La attuale Chiesa risale al 1756, come recita la iscrizione latina sopra il portale di centro.

Sorse sui resti della precedente costruzione, fortemente danneggiata dal terremoto del 1695, rivolta ad oriente, come è documentato da una mappa del 1696.

Si tratta di un edificio armonioso e ben intonato, opera dell’architetto Giovanni (Zuanne) Miazzi (1699-1797), allievo di Francesco Maria Preti. Un restauro intelligente e accurato, sia interno che esterno, ha messo in risalto le nobilissime linee neoclassiche.
È a navata unica, con quattro altari ben intonati, ma privi delle pitture adatte.

Di buona fattura sono gli Evangelisti, in alto, agli angoli, in affresco, d’autore ignoto. probabilmente della scuola del Piazzetta (1682-1754).

L’organo è di Gaetano Callido. La lunetta soprastante e il soffitto rappresentano rispettivamente una allegoria della Religione e la Gloria di S. Severo, opere di Antonio Zucchi, bassanese (1700).

Sul presbiterio, bel coro ligneo. Alle pareti due grandi tele di Giuseppe Poppini da Schio raffiguranti l’Ultima Cena (1835) e la Raccolta della Manna nel deserto (1858). Anche la pala dell’altare maggiore, con S. Severo e la chiesa nello sfondo, è dello stesso artista, del quale si trova nella sacrestia una Madonna con le Anime purganti.

Certamente della scuola dei Da Bassano è la Visitazione, proveniente da un altare della Parrocchiale precedente, collocata sopra la porta detta “della Cenghia”.

Fresche ed essenziali nel racconto sono le ottime tavole della settecentesca Via Crucis.

Il campanile, tutto in cotto, ideato dall’ingegnere Augusto Zardo (1810-1914), è stato inaugurato nel 1907.

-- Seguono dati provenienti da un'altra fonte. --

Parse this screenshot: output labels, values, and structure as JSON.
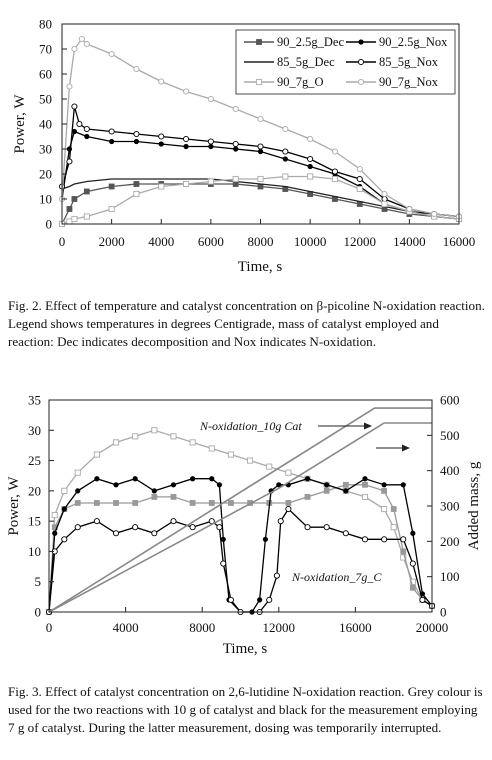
{
  "figures": {
    "fig2": {
      "caption": "Fig. 2.  Effect of temperature and catalyst concentration on β-picoline N-oxidation reaction. Legend shows temperatures in degrees Centigrade, mass of catalyst employed and reaction: Dec indicates decomposition and Nox indicates N-oxidation."
    },
    "fig3": {
      "caption": "Fig. 3.  Effect of catalyst concentration on 2,6-lutidine N-oxidation reaction. Grey colour is used for the two reactions with 10 g of catalyst and black for the measurement employing 7 g of catalyst. During the latter measurement, dosing was temporarily interrupted."
    }
  },
  "chart_data": [
    {
      "type": "line",
      "xlabel": "Time, s",
      "ylabel": "Power, W",
      "xlim": [
        0,
        16000
      ],
      "ylim": [
        0,
        80
      ],
      "xticks": [
        0,
        2000,
        4000,
        6000,
        8000,
        10000,
        12000,
        14000,
        16000
      ],
      "yticks": [
        0,
        10,
        20,
        30,
        40,
        50,
        60,
        70,
        80
      ],
      "legend_position": "top-right",
      "series": [
        {
          "name": "90_2.5g_Dec",
          "color": "#555555",
          "marker": "square-filled",
          "x": [
            0,
            300,
            500,
            1000,
            2000,
            3000,
            4000,
            5000,
            6000,
            7000,
            8000,
            9000,
            10000,
            11000,
            12000,
            13000,
            14000,
            15000,
            16000
          ],
          "y": [
            0,
            6,
            10,
            13,
            15,
            16,
            16,
            16,
            16,
            16,
            15,
            14,
            12,
            10,
            8,
            6,
            4,
            3,
            2
          ]
        },
        {
          "name": "90_2.5g_Nox",
          "color": "#000000",
          "marker": "circle-filled",
          "x": [
            0,
            300,
            500,
            1000,
            2000,
            3000,
            4000,
            5000,
            6000,
            7000,
            8000,
            9000,
            10000,
            11000,
            12000,
            13000,
            14000,
            15000,
            16000
          ],
          "y": [
            10,
            30,
            37,
            35,
            33,
            33,
            32,
            31,
            31,
            30,
            29,
            26,
            23,
            20,
            15,
            8,
            5,
            4,
            3
          ]
        },
        {
          "name": "85_5g_Dec",
          "color": "#222222",
          "marker": "none",
          "x": [
            0,
            300,
            500,
            1000,
            2000,
            3000,
            4000,
            5000,
            6000,
            7000,
            8000,
            9000,
            10000,
            11000,
            12000,
            13000,
            14000,
            15000,
            16000
          ],
          "y": [
            14,
            15,
            16,
            17,
            18,
            18,
            18,
            18,
            18,
            17,
            16,
            15,
            13,
            11,
            9,
            7,
            5,
            3,
            2
          ]
        },
        {
          "name": "85_5g_Nox",
          "color": "#000000",
          "marker": "circle-open",
          "x": [
            0,
            300,
            500,
            700,
            1000,
            2000,
            3000,
            4000,
            5000,
            6000,
            7000,
            8000,
            9000,
            10000,
            11000,
            12000,
            13000,
            14000,
            15000,
            16000
          ],
          "y": [
            15,
            25,
            47,
            40,
            38,
            37,
            36,
            35,
            34,
            33,
            32,
            31,
            29,
            26,
            21,
            18,
            10,
            6,
            4,
            3
          ]
        },
        {
          "name": "90_7g_O",
          "color": "#aaaaaa",
          "marker": "square-open",
          "x": [
            0,
            300,
            500,
            1000,
            2000,
            3000,
            4000,
            5000,
            6000,
            7000,
            8000,
            9000,
            10000,
            11000,
            12000,
            13000,
            14000,
            15000,
            16000
          ],
          "y": [
            0,
            1,
            2,
            3,
            6,
            12,
            15,
            16,
            17,
            18,
            18,
            19,
            19,
            18,
            14,
            8,
            5,
            3,
            2
          ]
        },
        {
          "name": "90_7g_Nox",
          "color": "#aaaaaa",
          "marker": "circle-open",
          "x": [
            0,
            300,
            500,
            800,
            1000,
            2000,
            3000,
            4000,
            5000,
            6000,
            7000,
            8000,
            9000,
            10000,
            11000,
            12000,
            13000,
            14000,
            15000,
            16000
          ],
          "y": [
            10,
            55,
            70,
            74,
            72,
            68,
            62,
            57,
            53,
            50,
            46,
            42,
            38,
            34,
            29,
            22,
            12,
            6,
            4,
            3
          ]
        }
      ]
    },
    {
      "type": "line",
      "xlabel": "Time, s",
      "ylabel": "Power, W",
      "y2label": "Added mass, g",
      "xlim": [
        0,
        20000
      ],
      "ylim": [
        0,
        35
      ],
      "y2lim": [
        0,
        600
      ],
      "xticks": [
        0,
        4000,
        8000,
        12000,
        16000,
        20000
      ],
      "yticks": [
        0,
        5,
        10,
        15,
        20,
        25,
        30,
        35
      ],
      "y2ticks": [
        0,
        100,
        200,
        300,
        400,
        500,
        600
      ],
      "annotations": [
        "N-oxidation_10g Cat",
        "N-oxidation_7g_C"
      ],
      "series": [
        {
          "color": "#aaaaaa",
          "marker": "square-open",
          "axis": "left",
          "x": [
            0,
            300,
            800,
            1500,
            2500,
            3500,
            4500,
            5500,
            6500,
            7500,
            8500,
            9500,
            10500,
            11500,
            12500,
            13500,
            14500,
            15500,
            16500,
            17500,
            18000,
            18500,
            19000,
            19500,
            20000
          ],
          "y": [
            0,
            16,
            20,
            23,
            26,
            28,
            29,
            30,
            29,
            28,
            27,
            26,
            25,
            24,
            23,
            22,
            21,
            20,
            19,
            17,
            14,
            9,
            5,
            2,
            1
          ]
        },
        {
          "color": "#999999",
          "marker": "square-filled",
          "axis": "left",
          "x": [
            0,
            300,
            800,
            1500,
            2500,
            3500,
            4500,
            5500,
            6500,
            7500,
            8500,
            9500,
            10500,
            11500,
            12500,
            13500,
            14500,
            15500,
            16500,
            17500,
            18000,
            18500,
            19000,
            19500,
            20000
          ],
          "y": [
            0,
            14,
            17,
            18,
            18,
            18,
            18,
            19,
            19,
            18,
            18,
            18,
            18,
            18,
            18,
            19,
            20,
            21,
            21,
            20,
            17,
            10,
            4,
            2,
            1
          ]
        },
        {
          "color": "#000000",
          "marker": "circle-filled",
          "axis": "left",
          "x": [
            0,
            300,
            800,
            1500,
            2500,
            3500,
            4500,
            5500,
            6500,
            7500,
            8500,
            8900,
            9100,
            9400,
            10000,
            10600,
            11000,
            11300,
            11600,
            12000,
            12500,
            13500,
            14500,
            15500,
            16500,
            17500,
            18500,
            19000,
            19500,
            20000
          ],
          "y": [
            0,
            13,
            17,
            20,
            22,
            21,
            22,
            20,
            21,
            22,
            22,
            21,
            12,
            2,
            0,
            0,
            2,
            12,
            20,
            21,
            21,
            22,
            21,
            20,
            22,
            21,
            21,
            13,
            3,
            1
          ]
        },
        {
          "color": "#000000",
          "marker": "circle-open",
          "axis": "left",
          "x": [
            0,
            300,
            800,
            1500,
            2500,
            3500,
            4500,
            5500,
            6500,
            7500,
            8500,
            8900,
            9100,
            9500,
            10000,
            11000,
            11500,
            11900,
            12100,
            12500,
            13500,
            14500,
            15500,
            16500,
            17500,
            18500,
            19000,
            19500,
            20000
          ],
          "y": [
            0,
            10,
            12,
            14,
            15,
            13,
            14,
            13,
            15,
            14,
            15,
            14,
            8,
            2,
            0,
            0,
            2,
            6,
            15,
            17,
            14,
            14,
            13,
            12,
            12,
            12,
            8,
            2,
            1
          ]
        },
        {
          "color": "#888888",
          "marker": "none",
          "axis": "right",
          "x": [
            0,
            17000,
            20000
          ],
          "y": [
            0,
            577,
            577
          ]
        },
        {
          "color": "#888888",
          "marker": "none",
          "axis": "right",
          "x": [
            0,
            12000,
            17500,
            20000
          ],
          "y": [
            0,
            350,
            535,
            535
          ]
        }
      ]
    }
  ]
}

Nella Pasqua del 1987, le tre campane vecchie sono state sostituite da sei campane nuove, opera pregevole della illustre fonderia De Poli di Vittorio Veneto.

A fianco della chiesa, percorso un breve tratto della Via Giardino, una deviazione a destra porta in contrada Caserboli (Ca’ Erbolati).

Qui è vissuto gli ultimi anni della sua vita Alfarè Rodolfo, noto e apprezzato pittore di fama nazionale. Veneziano di origine, ha affidato ai suoi quadri il brillio del verde umido, la luce azzurra, la serenità del paese di adozione.

Salendo, si arriva in località Frison, compresa fra i terrazzi cintati dai muri a secco delle “masgere”.

La strada, fattasi sentiero, attraversando il conoide della Cornosega, in un ambiente aspro, tutto ciottoli e cespugli, dove regna il pungitopo, porta alla Ca’ Piovega (Casa pubblica), ora Follador (Scoransa), la cui struttura e denominazione fanno pensare a una funzione pubblica o alla presenza di una qualche magistratura su quella che era la strada di principale passaggio ai tempi della Serenissima.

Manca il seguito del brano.